When I was in business school, the man was a legend.
This documentary portrays a man being credited for making Renault and Nissan literal dozens of billions, in cash. We're talking financial results here, not equity market valuation.
Then we see how power corrupts the man. When going back to France to head Renault, lying about giving up the reins of Nissan, and holding on to them instead. How he lived on a plane between the two HQs. How he surrounded himself with yes men. How his hair grew, his glasses disappeared, his Sarkozy style shoes made him taller, his suits got nicer, his wife got dumped, his own image PR went on overdrive, how he lost touch with his mission, his people, and reality. The unnecessarily long segment on the galerie des glaces in Versailles was so absurd, it's hard to feel sorry for the guy.

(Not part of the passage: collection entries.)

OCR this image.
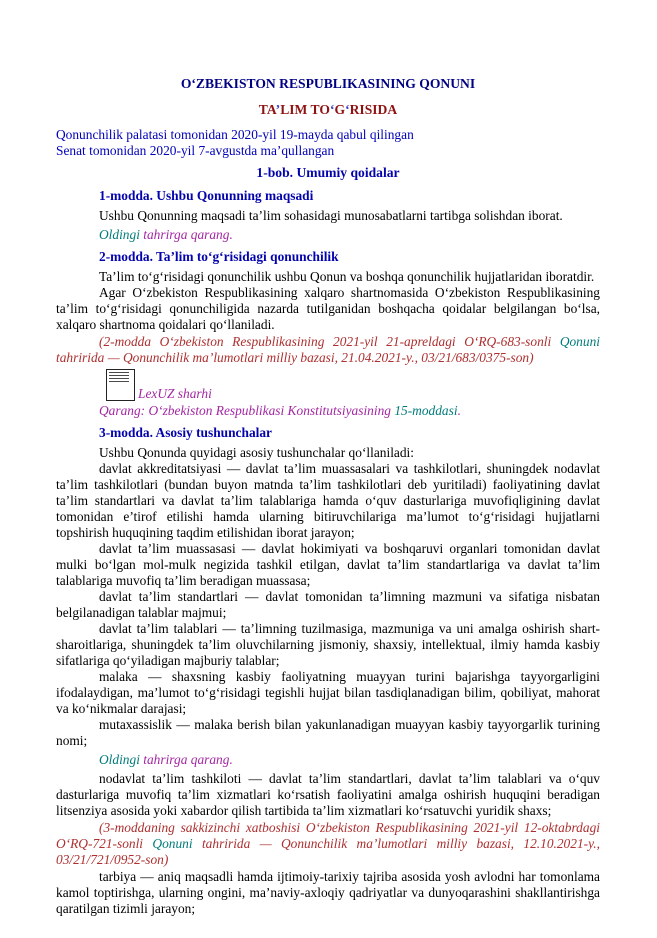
O‘ZBEKISTON RESPUBLIKASINING QONUNI
TA’LIM TO‘G‘RISIDA
Qonunchilik palatasi tomonidan 2020-yil 19-mayda qabul qilingan
Senat tomonidan 2020-yil 7-avgustda ma’qullangan
1-bob. Umumiy qoidalar

1-modda. Ushbu Qonunning maqsadi

Ushbu Qonunning maqsadi ta’lim sohasidagi munosabatlarni tartibga solishdan iborat.

Oldingi tahrirga qarang.

2-modda. Ta’lim to‘g‘risidagi qonunchilik

Ta’lim to‘g‘risidagi qonunchilik ushbu Qonun va boshqa qonunchilik hujjatlaridan iboratdir.

Agar O‘zbekiston Respublikasining xalqaro shartnomasida O‘zbekiston Respublikasining ta’lim to‘g‘risidagi qonunchiligida nazarda tutilganidan boshqacha qoidalar belgilangan bo‘lsa, xalqaro shartnoma qoidalari qo‘llaniladi.

(2-modda O‘zbekiston Respublikasining 2021-yil 21-apreldagi O‘RQ-683-sonli Qonuni tahririda — Qonunchilik ma’lumotlari milliy bazasi, 21.04.2021-y., 03/21/683/0375-son)

LexUZ sharhi

Qarang: O‘zbekiston Respublikasi Konstitutsiyasining 15-moddasi.

3-modda. Asosiy tushunchalar

Ushbu Qonunda quyidagi asosiy tushunchalar qo‘llaniladi:

davlat akkreditatsiyasi — davlat ta’lim muassasalari va tashkilotlari, shuningdek nodavlat ta’lim tashkilotlari (bundan buyon matnda ta’lim tashkilotlari deb yuritiladi) faoliyatining davlat ta’lim standartlari va davlat ta’lim talablariga hamda o‘quv dasturlariga muvofiqligining davlat tomonidan e’tirof etilishi hamda ularning bitiruvchilariga ma’lumot to‘g‘risidagi hujjatlarni topshirish huquqining taqdim etilishidan iborat jarayon;

davlat ta’lim muassasasi — davlat hokimiyati va boshqaruvi organlari tomonidan davlat mulki bo‘lgan mol-mulk negizida tashkil etilgan, davlat ta’lim standartlariga va davlat ta’lim talablariga muvofiq ta’lim beradigan muassasa;

davlat ta’lim standartlari — davlat tomonidan ta’limning mazmuni va sifatiga nisbatan belgilanadigan talablar majmui;

davlat ta’lim talablari — ta’limning tuzilmasiga, mazmuniga va uni amalga oshirish shart-sharoitlariga, shuningdek ta’lim oluvchilarning jismoniy, shaxsiy, intellektual, ilmiy hamda kasbiy sifatlariga qo‘yiladigan majburiy talablar;

malaka — shaxsning kasbiy faoliyatning muayyan turini bajarishga tayyorgarligini ifodalaydigan, ma’lumot to‘g‘risidagi tegishli hujjat bilan tasdiqlanadigan bilim, qobiliyat, mahorat va ko‘nikmalar darajasi;

mutaxassislik — malaka berish bilan yakunlanadigan muayyan kasbiy tayyorgarlik turining nomi;

Oldingi tahrirga qarang.

nodavlat ta’lim tashkiloti — davlat ta’lim standartlari, davlat ta’lim talablari va o‘quv dasturlariga muvofiq ta’lim xizmatlari ko‘rsatish faoliyatini amalga oshirish huquqini beradigan litsenziya asosida yoki xabardor qilish tartibida ta’lim xizmatlari ko‘rsatuvchi yuridik shaxs;

(3-moddaning sakkizinchi xatboshisi O‘zbekiston Respublikasining 2021-yil 12-oktabrdagi O‘RQ-721-sonli Qonuni tahririda — Qonunchilik ma’lumotlari milliy bazasi, 12.10.2021-y., 03/21/721/0952-son)

tarbiya — aniq maqsadli hamda ijtimoiy-tarixiy tajriba asosida yosh avlodni har tomonlama kamol toptirishga, ularning ongini, ma’naviy-axloqiy qadriyatlar va dunyoqarashini shakllantirishga qaratilgan tizimli jarayon;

If you've read a biography of a dictator, you've read them all. Humans aren't wired to have that much power. There's a fair amount of Putin in his image propaganda, a lot of Stalin in his entourage of yes men.
As pretty much always, follow the money. He made the companies billions in cash in the bank. Because France and because Japan, his compensation remained hidden for many years. Then people had a wtf moment when they found out, to which ghosn replied "ford CEO makes 4x". So using a complex and hidden structure of companies, he bought real estate in holiday destinations, and embezzled funds. If Renault entities buy jewelry and houses in Rio I'd bet my money on embezzlement.
The Japanese are portrayed as joyful idiots until one morning the whole system conspires to throw him in jail without due process. Apparently the absence of due process in Japan is called due process.
I wish there had been more quantitative and analytical work done. Pie charts, graphs. Cash created over his tenure, cash he got, cash he allegedly embezzled. Because ultimately this documentary is story telling, often times in a strange format, with lots of valuable interviews, but virtually no analysis or research.
This is about greed, I wish it had been quantified more.